We were told to improve it by turning it into the following:
The act demonstrates self-importance.
Yeah.
Let’s pretend briefly that those two sentences actually mean the same thing.
The first one, to me, has a nice rhythm to it, a bit of grandeur. It might be a touch cliche or melodramatic, but it could move me in the right context.
The second replaces is, which at least does not call attention to itself, with the long, ugly verb demonstrates, which has about as much pizzazz as an office cubicle. Then it changes a respectable adjective into an awkward hyphenated noun. The is and the it that doesn’t refer to anything may be gone, but so is my interest.
Of course, they don’t mean the same thing, which says sad things about our educational system, but that’s beside the point I’m making right now. (Even if I were to revise to, say, a more accurate “The act matters; the motive doesn’t,” I think I’d lose something.)
There are tons of supposed “rules” of writing out there. Some of them (maybe even avoid be verbs) I accept as, y’know, guidelines that can be profitably broken for sufficiently good artistic reasons but that really are wise to attend to most of the time. Some of them I think aren’t quite that but do provide useful ways of analyzing or thinking about one’s work. Some of them are just emu excrement. I doubt that any of them are absolute.
Sometimes, if you’re looking to get past gatekeepers who believe in the rules, or appeal to audiences who do, you’ll have to follow them fairly closely (not even always then; people read with the backs of their heads as well as the fronts, and gripping writing has a stronger appeal than “correct” writing. I think lots of rule-based critiques are rationalizations for “this didn’t grab me.”)
Do I think that there are probably safe-ish generalizations to be made about what works and doesn’t work in writing? Yes, but I don’t think we know nearly as many of them as we sometimes think we do. I think that sufficiently smart science studying different kinds of audiences’ reactions to different kinds of writing would yield all sorts of insight into “what makes good writing.” But even these insights would not be absolutes. The study of people (as I understand it) tends to yield trends, tendencies, averages, not RULES and LAWS. I also think that doing too much research on this would be a waste of money to get a bunch of information that would be toxic to writers who want to create authentic, creative work.
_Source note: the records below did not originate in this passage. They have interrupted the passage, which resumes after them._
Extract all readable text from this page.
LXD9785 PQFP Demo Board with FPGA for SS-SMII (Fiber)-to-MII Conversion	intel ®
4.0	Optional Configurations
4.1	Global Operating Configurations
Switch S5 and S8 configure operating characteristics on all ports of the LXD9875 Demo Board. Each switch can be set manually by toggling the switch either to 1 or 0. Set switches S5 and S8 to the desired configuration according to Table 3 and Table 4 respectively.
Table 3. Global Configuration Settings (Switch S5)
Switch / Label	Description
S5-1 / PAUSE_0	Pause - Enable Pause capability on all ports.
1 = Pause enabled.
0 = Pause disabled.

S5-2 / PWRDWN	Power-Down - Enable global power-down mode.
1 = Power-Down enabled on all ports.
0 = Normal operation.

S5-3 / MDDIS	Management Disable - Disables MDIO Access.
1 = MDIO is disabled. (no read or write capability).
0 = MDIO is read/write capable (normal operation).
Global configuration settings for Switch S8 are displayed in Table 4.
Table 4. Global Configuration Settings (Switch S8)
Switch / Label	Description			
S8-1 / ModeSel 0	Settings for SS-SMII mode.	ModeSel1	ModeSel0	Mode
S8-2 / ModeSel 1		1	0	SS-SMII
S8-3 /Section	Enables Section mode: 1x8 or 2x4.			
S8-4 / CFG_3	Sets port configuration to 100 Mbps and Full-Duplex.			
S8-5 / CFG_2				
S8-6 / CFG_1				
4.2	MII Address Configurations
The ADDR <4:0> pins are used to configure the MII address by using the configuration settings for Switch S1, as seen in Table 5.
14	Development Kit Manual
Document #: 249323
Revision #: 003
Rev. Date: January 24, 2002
But there’s a reason these rules proliferate, and I think that reason may be fear–fear when faced with an empty page, or fear when faced with an empty mind after reading something you’re supposed to evaluate.
I would say—number one, on a global level, embrace uncertainty. Try not to judge yourself or others based on how someone said writing should be. But, number two, when you’re writing, if you’re too daunted by endless possibilities and have no idea what to do and no way of knowing if what you’re doing is any good, accept constraints provisionally—-experimentally—whether that is accepting some rule of writing that appeals to you or trying to write a poem in a certain form.